On March 5, the Mirmehdi brothers were with about 40 other prisoners in a room called the pod. An ailing Muslim detainee, Abdul-jabbar Hamdan, asked an ICE guard by the last name of Lopez if he could use the restroom. Allegedly, Lopez refused Hamdan’s request and told him, “If you lose control here you will clean up your mess.”

At this point, Mostafa asked the guard for his name and Lopez became abusive. Mohammad recalls walking up to the shouting guard and stating: “Why are you yelling at my brother?”

“Lopez slugged me in the jaw with his fist, started choking me and dragged me into another room and locked the door,” Mohammad continued.

The inmates watched through a window in the shut door as Lopez beat Mohammed. Later, Mohammad was put into solitary confinement, where he was not attended by a physician.  On March 8, he was transferred to a high-security installation in Santa Ana, where an attorney for the American Civil Liberties Union examined Mohammad’s bruises but was not allowed to photograph them.

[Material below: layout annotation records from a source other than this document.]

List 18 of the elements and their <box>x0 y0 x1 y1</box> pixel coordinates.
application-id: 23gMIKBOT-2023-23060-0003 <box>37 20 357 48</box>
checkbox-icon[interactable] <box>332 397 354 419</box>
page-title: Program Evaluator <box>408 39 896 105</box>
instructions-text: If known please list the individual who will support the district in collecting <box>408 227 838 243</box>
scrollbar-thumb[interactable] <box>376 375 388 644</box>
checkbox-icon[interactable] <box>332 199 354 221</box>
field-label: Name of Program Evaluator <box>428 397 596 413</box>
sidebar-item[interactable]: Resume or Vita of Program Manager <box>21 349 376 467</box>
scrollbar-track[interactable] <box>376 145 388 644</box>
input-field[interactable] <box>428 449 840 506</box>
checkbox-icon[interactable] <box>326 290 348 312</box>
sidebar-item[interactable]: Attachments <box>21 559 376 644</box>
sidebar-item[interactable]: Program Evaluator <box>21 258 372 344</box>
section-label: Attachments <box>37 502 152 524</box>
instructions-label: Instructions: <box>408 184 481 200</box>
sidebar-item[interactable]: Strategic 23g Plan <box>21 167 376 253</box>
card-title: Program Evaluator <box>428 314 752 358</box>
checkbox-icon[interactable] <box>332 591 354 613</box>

As word leaked out of the beating, the Office of the Inspector General notified the Terminal Island prison that an investigator was coming from Washington, DC on March 17 to look into the alleged misconduct of Lopez.

The brothers do not consider it a coincidence that, on March 16, prison officials abruptly told them they were being released; most of the restrictions earlier imposed on them had been dropped.

“It was surreal,” recalled Mostafa. “After all that time, we were being told to leave peacefully and if we didn’t, we would be forcibly kicked out.

“As they loaded up our 29 boxes of documents,” he added, “we were warned not to notify the media.”

In subsequent weeks, the Mirmehdis have been trying to renew lapsed realtors’ licenses. They’ve cleaned their house, which remained vacant all those months, to an immaculate state and phoned their parents, promising to send photos (as soon as Mostafa colors his hair back to dark brown).

Stated Amnesty International attorney Susan Benesch, “The Mirmehdi case illustrates how the government is misusing the law to keep people locked up for years even when it doesn’t have enough evidence. If this is the war on terror, I don’t feel very safe.”

“This shouldn’t happen in the U.S.,” Mostafa concluded. “If it took place in Iran, I would expect it, but I came here for freedom.”

Pat McDonnell Twair is a free-lance writer based in Los Angeles.